Use training script train2 for NDDS data
Hello
I need NDDS Data to work on the "new" training script with tensorboard visualisation. It seems not possible yet. Do you consider to improve in this way? I want to use NDDS data for training and NVISII data for testing. NDDS is pretty performant in creating big datasets for training and NVISII delivers good looking testing datasets.
Did you try? @mintar I think made everything backward compatible!
I had to check myself to see what I did. This is what I did:
- The old script (
train.py) can now process both NDSS and NVISII data, but it doesn't have the nice tensorboard visualization. - The new script (
train2/train.py) can only process NVISII data.
The second point is @WilkoLu 's problem.
However, I think the differences are small, so it should be easy to adapt train2 to the NDSS format. Here is what's currently failing:
- "visibility" must be > 0, but it's always 0 in my NDSS data: https://github.com/NVlabs/Deep_Object_Pose/blob/538d12bf1aef17d3f094eaefe4f82d46d69b0575/scripts/train2/utils_dope.py#L227
I think the best solution here would be to fix the NDSS json data (search/replace), because NDSS only stores visible objects (but always sets visibility to "0"), whereas "visibility = 0" in NVISII means that the object actually is occluded/out of view, so it must be discarded.
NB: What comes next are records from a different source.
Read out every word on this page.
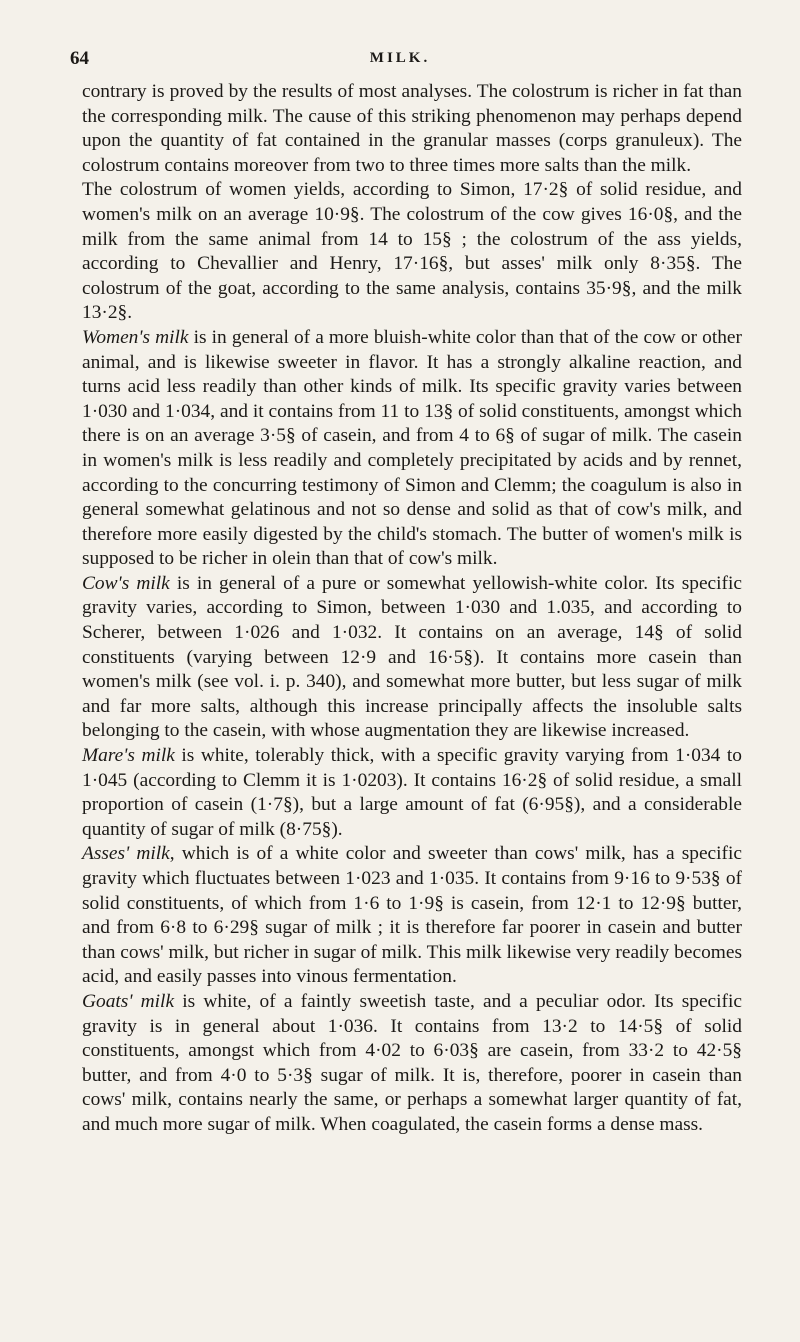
64	MILK.

contrary is proved by the results of most analyses. The colostrum is richer in fat than the corresponding milk. The cause of this striking phenomenon may perhaps depend upon the quantity of fat contained in the granular masses (corps granuleux). The colostrum contains moreover from two to three times more salts than the milk.

The colostrum of women yields, according to Simon, 17·2§ of solid residue, and women's milk on an average 10·9§. The colostrum of the cow gives 16·0§, and the milk from the same animal from 14 to 15§ ; the colostrum of the ass yields, according to Chevallier and Henry, 17·16§, but asses' milk only 8·35§. The colostrum of the goat, according to the same analysis, contains 35·9§, and the milk 13·2§.

Women's milk is in general of a more bluish-white color than that of the cow or other animal, and is likewise sweeter in flavor. It has a strongly alkaline reaction, and turns acid less readily than other kinds of milk. Its specific gravity varies between 1·030 and 1·034, and it contains from 11 to 13§ of solid constituents, amongst which there is on an average 3·5§ of casein, and from 4 to 6§ of sugar of milk. The casein in women's milk is less readily and completely precipitated by acids and by rennet, according to the concurring testimony of Simon and Clemm; the coagulum is also in general somewhat gelatinous and not so dense and solid as that of cow's milk, and therefore more easily digested by the child's stomach. The butter of women's milk is supposed to be richer in olein than that of cow's milk.

Cow's milk is in general of a pure or somewhat yellowish-white color. Its specific gravity varies, according to Simon, between 1·030 and 1.035, and according to Scherer, between 1·026 and 1·032. It contains on an average, 14§ of solid constituents (varying between 12·9 and 16·5§). It contains more casein than women's milk (see vol. i. p. 340), and somewhat more butter, but less sugar of milk and far more salts, although this increase principally affects the insoluble salts belonging to the casein, with whose augmentation they are likewise increased.

Mare's milk is white, tolerably thick, with a specific gravity varying from 1·034 to 1·045 (according to Clemm it is 1·0203). It contains 16·2§ of solid residue, a small proportion of casein (1·7§), but a large amount of fat (6·95§), and a considerable quantity of sugar of milk (8·75§).

Asses' milk, which is of a white color and sweeter than cows' milk, has a specific gravity which fluctuates between 1·023 and 1·035. It contains from 9·16 to 9·53§ of solid constituents, of which from 1·6 to 1·9§ is casein, from 12·1 to 12·9§ butter, and from 6·8 to 6·29§ sugar of milk ; it is therefore far poorer in casein and butter than cows' milk, but richer in sugar of milk. This milk likewise very readily becomes acid, and easily passes into vinous fermentation.

Goats' milk is white, of a faintly sweetish taste, and a peculiar odor. Its specific gravity is in general about 1·036. It contains from 13·2 to 14·5§ of solid constituents, amongst which from 4·02 to 6·03§ are casein, from 33·2 to 42·5§ butter, and from 4·0 to 5·3§ sugar of milk. It is, therefore, poorer in casein than cows' milk, contains nearly the same, or perhaps a somewhat larger quantity of fat, and much more sugar of milk. When coagulated, the casein forms a dense mass.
- "projected_cuboid" must have 9 points (8 cuboid corners + centroid); the NDSS data has 8 points, and the field "projected_cuboid_centroid" is stored separately: https://github.com/NVlabs/Deep_Object_Pose/blob/538d12bf1aef17d3f094eaefe4f82d46d69b0575/scripts/train2/utils_dope.py#L228
Here we could check whether we have 8 or 9 points in the json file, and if it's 8, read "projected_cuboid_centroid" and append it, like I did in the old train.py script:
https://github.com/NVlabs/Deep_Object_Pose/blob/538d12bf1aef17d3f094eaefe4f82d46d69b0575/scripts/train.py#L294-L300
I think in the long run we should unify train.py and train2, there's no point in keeping both around.